Sur l’ADPIC : www.wto.org/french/tratop_f/trips_f/trips_f.htm
www.unesco.org/culture/industries/trade/html_fr/
question14.shtml

Un conte de fée

L’Etivaz fait coup double en 2000. Il s’inscrit à la fois au Registre fédéral des AOC et à celui des IGP. La reconnaissance officielle, avec certificat et cachet fédéraux, se coagule dans la vie d’une petite communauté d’irréductibles fromagers, en quête autonomie depuis trois quarts de siècle. Chaque été, trois cent cinquante tonnes de fromage quittent les chalets vaudois pour atterrir dans les caves de l’Etivaz, petit village aligné sur les pentes septentrionales du col des Mosses, au-dessus de Château-d’Oex. Des règles strictes commandent la fabrication. Il faut chauffer le lait au feu de bois dans des chaudrons en cuivre. Les vaches courent les alpages d’altitude, histoire de ruminer en quantité fleurs et herbes en tout genre. Par contre, il est interdit de mélanger les laits, la ségrégation garantit la richesse des goûts.

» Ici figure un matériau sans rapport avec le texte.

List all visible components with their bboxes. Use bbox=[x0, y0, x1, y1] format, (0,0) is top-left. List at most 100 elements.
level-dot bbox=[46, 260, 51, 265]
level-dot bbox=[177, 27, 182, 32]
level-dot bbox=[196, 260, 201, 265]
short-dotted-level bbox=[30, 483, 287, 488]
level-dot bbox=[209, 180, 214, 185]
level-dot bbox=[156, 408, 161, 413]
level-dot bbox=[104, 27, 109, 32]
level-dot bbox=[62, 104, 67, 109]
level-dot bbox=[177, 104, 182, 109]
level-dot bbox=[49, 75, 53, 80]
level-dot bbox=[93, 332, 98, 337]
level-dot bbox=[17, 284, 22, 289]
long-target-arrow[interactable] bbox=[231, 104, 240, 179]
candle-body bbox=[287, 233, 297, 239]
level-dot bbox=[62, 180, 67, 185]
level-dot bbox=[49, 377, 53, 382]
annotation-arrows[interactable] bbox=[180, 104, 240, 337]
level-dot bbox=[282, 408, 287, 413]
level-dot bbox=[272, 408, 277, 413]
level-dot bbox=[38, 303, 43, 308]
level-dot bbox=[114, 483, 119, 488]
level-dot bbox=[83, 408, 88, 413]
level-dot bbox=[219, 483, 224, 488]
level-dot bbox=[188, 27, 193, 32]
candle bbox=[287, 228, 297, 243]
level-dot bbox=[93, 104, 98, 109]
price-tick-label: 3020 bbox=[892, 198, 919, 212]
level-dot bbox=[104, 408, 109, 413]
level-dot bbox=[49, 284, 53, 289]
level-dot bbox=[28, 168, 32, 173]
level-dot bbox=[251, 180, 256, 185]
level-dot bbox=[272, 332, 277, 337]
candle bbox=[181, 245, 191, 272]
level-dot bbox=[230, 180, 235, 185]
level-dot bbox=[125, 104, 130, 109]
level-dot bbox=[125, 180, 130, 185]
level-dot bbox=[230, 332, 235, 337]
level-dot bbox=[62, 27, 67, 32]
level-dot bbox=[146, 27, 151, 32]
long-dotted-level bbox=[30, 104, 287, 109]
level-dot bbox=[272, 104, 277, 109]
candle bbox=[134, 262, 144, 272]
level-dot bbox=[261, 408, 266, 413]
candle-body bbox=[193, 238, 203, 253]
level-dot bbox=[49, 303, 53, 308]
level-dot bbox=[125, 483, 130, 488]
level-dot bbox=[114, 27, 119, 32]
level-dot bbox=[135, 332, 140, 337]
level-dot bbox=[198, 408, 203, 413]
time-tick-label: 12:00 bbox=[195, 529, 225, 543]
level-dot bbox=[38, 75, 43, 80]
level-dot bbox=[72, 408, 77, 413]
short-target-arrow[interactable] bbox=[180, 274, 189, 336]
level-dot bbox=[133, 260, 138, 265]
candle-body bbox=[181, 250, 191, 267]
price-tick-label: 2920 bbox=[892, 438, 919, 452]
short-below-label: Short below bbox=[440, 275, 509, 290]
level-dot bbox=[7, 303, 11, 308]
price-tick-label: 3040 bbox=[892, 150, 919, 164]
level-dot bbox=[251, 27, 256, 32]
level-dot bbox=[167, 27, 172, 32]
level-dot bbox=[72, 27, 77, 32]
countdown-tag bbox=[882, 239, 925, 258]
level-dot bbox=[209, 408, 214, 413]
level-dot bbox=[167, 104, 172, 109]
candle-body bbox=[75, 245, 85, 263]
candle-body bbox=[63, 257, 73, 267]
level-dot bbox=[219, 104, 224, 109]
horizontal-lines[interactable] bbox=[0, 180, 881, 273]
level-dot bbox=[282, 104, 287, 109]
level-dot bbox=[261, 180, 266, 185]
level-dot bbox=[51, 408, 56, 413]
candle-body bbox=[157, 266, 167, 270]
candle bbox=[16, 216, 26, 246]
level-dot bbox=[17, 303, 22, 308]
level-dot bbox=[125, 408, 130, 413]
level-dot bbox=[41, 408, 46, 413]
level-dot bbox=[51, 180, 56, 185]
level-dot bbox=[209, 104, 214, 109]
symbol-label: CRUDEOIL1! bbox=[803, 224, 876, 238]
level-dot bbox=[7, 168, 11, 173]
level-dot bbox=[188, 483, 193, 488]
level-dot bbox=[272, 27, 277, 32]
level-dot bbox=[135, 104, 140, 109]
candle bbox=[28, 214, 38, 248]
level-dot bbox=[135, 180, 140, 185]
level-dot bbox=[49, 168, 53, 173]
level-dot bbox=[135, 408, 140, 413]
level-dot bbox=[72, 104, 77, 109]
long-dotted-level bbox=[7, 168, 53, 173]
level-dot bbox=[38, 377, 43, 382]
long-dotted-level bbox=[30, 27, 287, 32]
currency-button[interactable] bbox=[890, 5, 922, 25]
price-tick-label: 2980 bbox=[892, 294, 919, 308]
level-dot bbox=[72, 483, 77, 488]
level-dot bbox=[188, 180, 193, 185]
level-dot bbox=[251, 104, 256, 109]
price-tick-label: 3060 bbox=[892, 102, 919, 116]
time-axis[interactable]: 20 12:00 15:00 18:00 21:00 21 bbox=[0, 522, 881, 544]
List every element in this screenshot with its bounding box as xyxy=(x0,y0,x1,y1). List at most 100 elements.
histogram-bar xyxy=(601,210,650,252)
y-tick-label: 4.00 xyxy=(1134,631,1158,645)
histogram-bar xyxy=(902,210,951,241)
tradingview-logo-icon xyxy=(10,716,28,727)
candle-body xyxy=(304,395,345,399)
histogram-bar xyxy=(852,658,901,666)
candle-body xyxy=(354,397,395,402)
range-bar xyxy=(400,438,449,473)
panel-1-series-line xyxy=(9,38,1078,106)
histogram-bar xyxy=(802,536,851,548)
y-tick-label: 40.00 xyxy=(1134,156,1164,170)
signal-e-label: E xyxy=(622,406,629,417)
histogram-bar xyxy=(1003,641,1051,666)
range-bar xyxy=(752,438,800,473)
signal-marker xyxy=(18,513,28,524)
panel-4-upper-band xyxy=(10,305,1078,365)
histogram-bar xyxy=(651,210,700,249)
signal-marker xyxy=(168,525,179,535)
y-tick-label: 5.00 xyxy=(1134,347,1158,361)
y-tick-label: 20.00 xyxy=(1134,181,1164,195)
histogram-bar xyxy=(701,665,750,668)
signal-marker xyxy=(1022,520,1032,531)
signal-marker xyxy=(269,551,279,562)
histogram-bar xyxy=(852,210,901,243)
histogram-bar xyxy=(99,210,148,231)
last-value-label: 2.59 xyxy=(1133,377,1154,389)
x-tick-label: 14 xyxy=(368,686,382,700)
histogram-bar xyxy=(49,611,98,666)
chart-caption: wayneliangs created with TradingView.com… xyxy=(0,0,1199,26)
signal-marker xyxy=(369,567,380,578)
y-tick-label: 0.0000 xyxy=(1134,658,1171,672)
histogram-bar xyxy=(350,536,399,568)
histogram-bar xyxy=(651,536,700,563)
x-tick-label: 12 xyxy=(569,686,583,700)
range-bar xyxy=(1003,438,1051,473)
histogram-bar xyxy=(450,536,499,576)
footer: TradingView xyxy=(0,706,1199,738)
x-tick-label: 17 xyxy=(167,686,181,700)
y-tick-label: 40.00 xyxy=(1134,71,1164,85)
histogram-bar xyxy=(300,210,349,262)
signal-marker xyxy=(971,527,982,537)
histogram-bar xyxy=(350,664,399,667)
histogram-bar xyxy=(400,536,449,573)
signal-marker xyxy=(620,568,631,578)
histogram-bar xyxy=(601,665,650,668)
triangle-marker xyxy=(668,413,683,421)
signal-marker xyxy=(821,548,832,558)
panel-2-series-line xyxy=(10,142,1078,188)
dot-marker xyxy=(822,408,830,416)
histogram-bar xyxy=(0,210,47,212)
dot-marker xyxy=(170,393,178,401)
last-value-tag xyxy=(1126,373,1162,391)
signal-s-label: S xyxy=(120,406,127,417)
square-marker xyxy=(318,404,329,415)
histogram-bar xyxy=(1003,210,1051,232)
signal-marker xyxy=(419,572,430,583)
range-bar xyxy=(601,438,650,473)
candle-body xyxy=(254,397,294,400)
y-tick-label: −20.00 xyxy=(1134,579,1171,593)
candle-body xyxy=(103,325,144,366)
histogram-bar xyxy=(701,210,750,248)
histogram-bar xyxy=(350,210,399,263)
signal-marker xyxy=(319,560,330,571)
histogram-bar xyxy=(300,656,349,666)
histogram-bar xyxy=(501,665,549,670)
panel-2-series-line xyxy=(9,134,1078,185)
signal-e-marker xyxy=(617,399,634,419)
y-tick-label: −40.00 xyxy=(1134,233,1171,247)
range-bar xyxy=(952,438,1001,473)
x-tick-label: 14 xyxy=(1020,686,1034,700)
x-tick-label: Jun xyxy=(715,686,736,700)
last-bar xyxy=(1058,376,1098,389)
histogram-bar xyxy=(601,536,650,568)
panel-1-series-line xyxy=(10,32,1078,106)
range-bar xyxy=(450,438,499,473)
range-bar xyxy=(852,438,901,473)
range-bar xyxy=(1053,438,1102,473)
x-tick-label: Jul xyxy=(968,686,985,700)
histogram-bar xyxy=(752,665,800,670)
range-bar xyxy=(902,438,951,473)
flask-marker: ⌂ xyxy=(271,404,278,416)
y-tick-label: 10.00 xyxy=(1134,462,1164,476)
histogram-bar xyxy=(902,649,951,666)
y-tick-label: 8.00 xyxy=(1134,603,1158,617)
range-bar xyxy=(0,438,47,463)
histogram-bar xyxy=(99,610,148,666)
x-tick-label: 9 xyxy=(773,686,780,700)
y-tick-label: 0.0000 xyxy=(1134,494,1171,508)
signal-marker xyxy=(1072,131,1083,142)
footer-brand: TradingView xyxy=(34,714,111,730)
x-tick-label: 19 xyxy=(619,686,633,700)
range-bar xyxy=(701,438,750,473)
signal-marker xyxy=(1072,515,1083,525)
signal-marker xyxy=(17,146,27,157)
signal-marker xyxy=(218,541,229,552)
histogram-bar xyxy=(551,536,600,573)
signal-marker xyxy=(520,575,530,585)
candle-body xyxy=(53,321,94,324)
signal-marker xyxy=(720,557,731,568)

Plutôt en verve jusqu’au début du siècle passé, les ventes d’Etivaz s’effondrent les années suivantes. En 1932, les producteurs créent une association de défense de leurs intérêts et, dans la foulée, ils construisent une cave commune en 1934. Au terme de la Deuxième Guerre mondiale, ils quittent l’Union suisse du commerce de fromages, confient la diffusion de leurs meules à la Fédération laitière lémanique (aujourd’hui Orlait), avant de se rassembler en une coopérative indépendante, depuis 1986, qui dépose une marque trois ans plus tard. Avec l’appui du canton de Vaud, l’Etivaz monte à Berne et décroche l’appellation convoitée. Septante familles gagnent ainsi leur vie, via une gestion très stricte de l’offre et de la demande pour six millions de chiffre d’affaires. Même si quelques paysans souhaitent écouler directement leur fromage sans se plier aux directives de la coopérative.